Rakyat Papua Harus Lihat Agenda Perjuangan

11
2685

Oleh: Awuyom Koleyom)*

Gerakan perjuangan pembebasan rakyat tertindas, membutuhkan kesadaran perjuangan kolektif.

Matinya Pemimpin dalam gerakan adalah matinya ide-ide, gagasan, konsep, tentang suatu gerakan perjuangan atau matinya suatu nasib perjuangan rakyat tertindas. Di Papua gerakan PDP bangkit tahun 2000-2001 yang dipimpin oleh Theys Hiyo Eluai, dia bahkan melalui PDP telah mendirikan “Satgas Papua” di seluruh Tanah Papua.

Tujuannya adalah untuk mengontrol dan mengajarkan orang Papua bahwa kita sedang dijajah oleh kolonialisme Indonesia dan harus berjuang dan merdeka dari penjajah Indonesia.

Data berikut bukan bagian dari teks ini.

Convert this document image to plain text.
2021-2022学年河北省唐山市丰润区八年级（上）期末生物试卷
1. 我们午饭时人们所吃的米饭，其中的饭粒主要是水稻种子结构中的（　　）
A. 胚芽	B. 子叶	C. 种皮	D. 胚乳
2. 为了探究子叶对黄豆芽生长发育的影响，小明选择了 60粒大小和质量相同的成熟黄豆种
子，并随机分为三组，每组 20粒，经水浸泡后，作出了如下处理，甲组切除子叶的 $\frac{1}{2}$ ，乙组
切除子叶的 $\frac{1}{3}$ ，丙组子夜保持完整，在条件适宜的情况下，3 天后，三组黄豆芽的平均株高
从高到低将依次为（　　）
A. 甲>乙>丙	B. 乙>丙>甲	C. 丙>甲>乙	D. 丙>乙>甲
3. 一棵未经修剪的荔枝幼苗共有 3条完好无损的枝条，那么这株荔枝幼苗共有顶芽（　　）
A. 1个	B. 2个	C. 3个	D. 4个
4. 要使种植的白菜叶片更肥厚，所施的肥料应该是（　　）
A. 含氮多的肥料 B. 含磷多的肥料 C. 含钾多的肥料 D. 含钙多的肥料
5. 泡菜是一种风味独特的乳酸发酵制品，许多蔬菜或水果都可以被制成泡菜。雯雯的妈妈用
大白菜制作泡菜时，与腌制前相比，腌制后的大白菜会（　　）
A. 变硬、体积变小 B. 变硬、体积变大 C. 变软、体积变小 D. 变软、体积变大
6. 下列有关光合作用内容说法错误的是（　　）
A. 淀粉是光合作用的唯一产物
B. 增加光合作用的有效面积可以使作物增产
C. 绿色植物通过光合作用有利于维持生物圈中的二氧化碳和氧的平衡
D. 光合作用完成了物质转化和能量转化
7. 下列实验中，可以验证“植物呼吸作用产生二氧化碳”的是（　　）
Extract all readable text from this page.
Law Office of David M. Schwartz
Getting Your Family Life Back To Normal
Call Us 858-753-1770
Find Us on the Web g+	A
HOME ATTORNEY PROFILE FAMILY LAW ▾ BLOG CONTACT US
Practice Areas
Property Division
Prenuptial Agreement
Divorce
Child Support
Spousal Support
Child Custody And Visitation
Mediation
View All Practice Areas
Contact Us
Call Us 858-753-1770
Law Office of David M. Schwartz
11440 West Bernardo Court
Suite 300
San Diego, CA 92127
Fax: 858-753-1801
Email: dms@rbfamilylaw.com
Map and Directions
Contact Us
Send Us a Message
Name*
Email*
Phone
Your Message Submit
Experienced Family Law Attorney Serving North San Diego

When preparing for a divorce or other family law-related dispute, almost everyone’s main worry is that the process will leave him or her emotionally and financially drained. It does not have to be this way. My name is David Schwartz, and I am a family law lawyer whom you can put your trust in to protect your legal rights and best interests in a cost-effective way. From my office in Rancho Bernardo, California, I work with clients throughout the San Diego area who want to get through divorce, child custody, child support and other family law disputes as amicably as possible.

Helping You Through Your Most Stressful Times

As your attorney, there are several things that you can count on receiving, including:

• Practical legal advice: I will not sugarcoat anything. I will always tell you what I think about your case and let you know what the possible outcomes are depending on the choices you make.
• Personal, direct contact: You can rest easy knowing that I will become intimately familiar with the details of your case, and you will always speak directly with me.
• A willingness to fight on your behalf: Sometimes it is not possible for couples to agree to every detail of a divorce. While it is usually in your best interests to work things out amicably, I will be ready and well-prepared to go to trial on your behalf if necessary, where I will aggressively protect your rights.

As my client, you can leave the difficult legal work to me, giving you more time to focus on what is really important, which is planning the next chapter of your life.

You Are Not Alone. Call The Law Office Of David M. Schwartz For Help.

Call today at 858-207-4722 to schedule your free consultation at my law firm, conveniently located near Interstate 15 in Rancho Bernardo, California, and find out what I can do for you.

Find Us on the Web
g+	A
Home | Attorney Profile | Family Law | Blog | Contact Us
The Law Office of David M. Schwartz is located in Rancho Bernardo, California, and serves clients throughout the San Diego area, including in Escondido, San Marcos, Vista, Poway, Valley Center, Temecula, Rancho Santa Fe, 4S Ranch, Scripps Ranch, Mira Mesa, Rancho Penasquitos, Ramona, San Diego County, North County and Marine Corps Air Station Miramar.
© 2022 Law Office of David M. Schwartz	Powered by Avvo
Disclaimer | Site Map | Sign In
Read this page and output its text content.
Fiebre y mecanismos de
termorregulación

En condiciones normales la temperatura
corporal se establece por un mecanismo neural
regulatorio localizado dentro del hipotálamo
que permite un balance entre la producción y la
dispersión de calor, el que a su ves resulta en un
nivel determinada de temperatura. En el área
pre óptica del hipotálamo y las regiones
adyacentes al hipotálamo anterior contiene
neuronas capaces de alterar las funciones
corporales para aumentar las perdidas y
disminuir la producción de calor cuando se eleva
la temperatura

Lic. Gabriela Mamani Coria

Perjuangannya pun akhirnya didegradasi pada 2001 setelah TNI Kopassus Indonesia dengan sadis dan tidak manusiawi membunuh Theys Hiyo Eluai di Jayapura.

Setelah Theys dibunuh 10 November 2001, gerakan ini perlahan mundur dan meleburkan diri. Rakyat Papua saat itu dalam kebingungan karena telah kehilangan sosok pemimpin kemerdekaan yang kharismatik, nasib perjuangan orang Papua setelah Theys dibunuh, rakyat Papua sama seperti anak ayam kehilangan induknya.

ads

Gerakan perlawanan saat itu mulai bangkit ketika gerakan-gerakan Mahasiswa muncul di Jayapura, Manokwari, Timika dsb. Gerakan Mahasiswa bangkit seperti jamur di musim hujan. Puncak Gerakan Mahasiswa Papua yang berhasil menyita publik dan lumpukan Abepura, Kampus Uncen sampai dengan di kota Timika pada 16 Maret 2006 adalah awal dari gerakan kebangkitan “Nasionalisme Kepapuan” yang terpendam/dibungkam selama masa pemerintahan diktator Soeharto yang fasis, kotor, militeriktik, korup dan rasis.

Gerakan Mahasiswa dan rakyat Papua waktu itu dengan mengusung agenda Tutup PT. Freeport dan lawan kapitalisme dalam tubuh perusahan-perusahan, ekonomi, pendidikan, kesehatan, serta memprotes dan sabotase program-program pembangunan pemerintah kolonial Indonesia di Papua yang terlihat hanya eksploitatif sumber daya alam, diskriminatif, dan rasis pada orang Papua.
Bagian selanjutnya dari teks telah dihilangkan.